Altered thrombus and fibrin formation in patients with coagulation factor abnormalities. Blood samples from healthy day control subjects (n = 10) and patients (Pat, n = 8) with indicated coagulation factor abnormalities were investigated for platelet, thrombus, and fibrin formation at a shear rate of 1,000 s^-1, with image capturing every 2 min (see Fig. 2). Image parameters (P1–9) were obtained for microspot M6 no TF (rows A) or with TF (rows B); M7 no TF (rows C) or with TF (rows D); M8 with TF (rows E). Data were univariate scaled (0–10) across surfaces per parameter for all flow runs. Differential heatmap of scaled parameters over time per patient in comparison to means of control subjects. Filtering applied for changes outside the range of means ± SD of control subjects. A green colour indicates a relevant decrease, a red colour a relevant increase in comparison to controls. Full data are given in Data File 5.

Figure 6

Integrated changes in thrombus formation in the presence or absence of TF or TM for individual patients with coagulation factor abnormalities.

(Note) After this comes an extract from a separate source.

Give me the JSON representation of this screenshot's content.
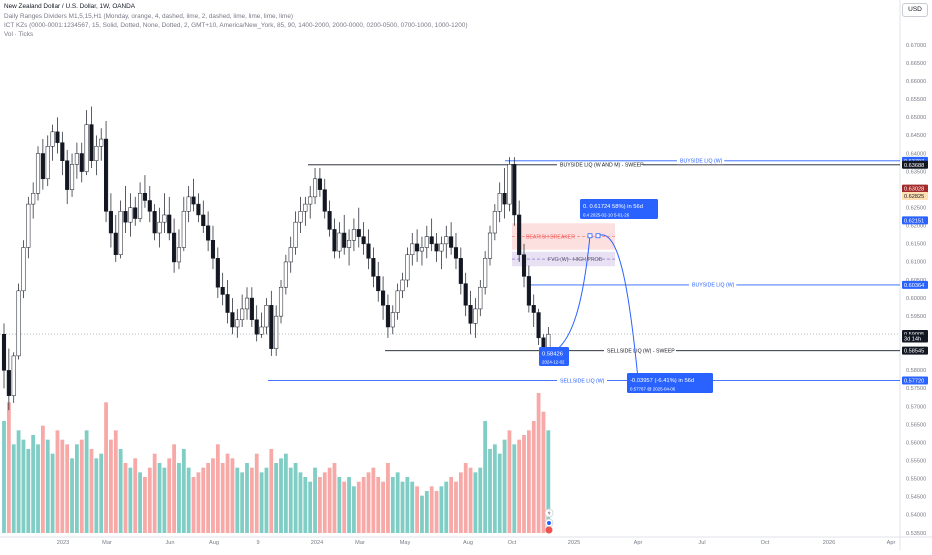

Microspot-based formation of platelet–fibrin thrombi was measured in whole-blood from 10 control subjects and 8 patients with coagulation factor abnormalities, as in Fig. 5. Relevant changes of scaled parameters in comparison to means of control subjects (Ctrl, outside range of means ± SD) were integrated for all time points. Bars show results from all controls (means ± SD), from a representative control (Ctr1) and all individual patients (Pat1 to Pat8). (A) Cumulative relevant changes of scaled parameters of platelet adhesion (P1–2), thrombus signature (P3–6) and fibrin formation (P7–9) across five surfaces. (B) Mean relevant effects of TM on fibrin parameters for control subjects and patients, assessed for M8.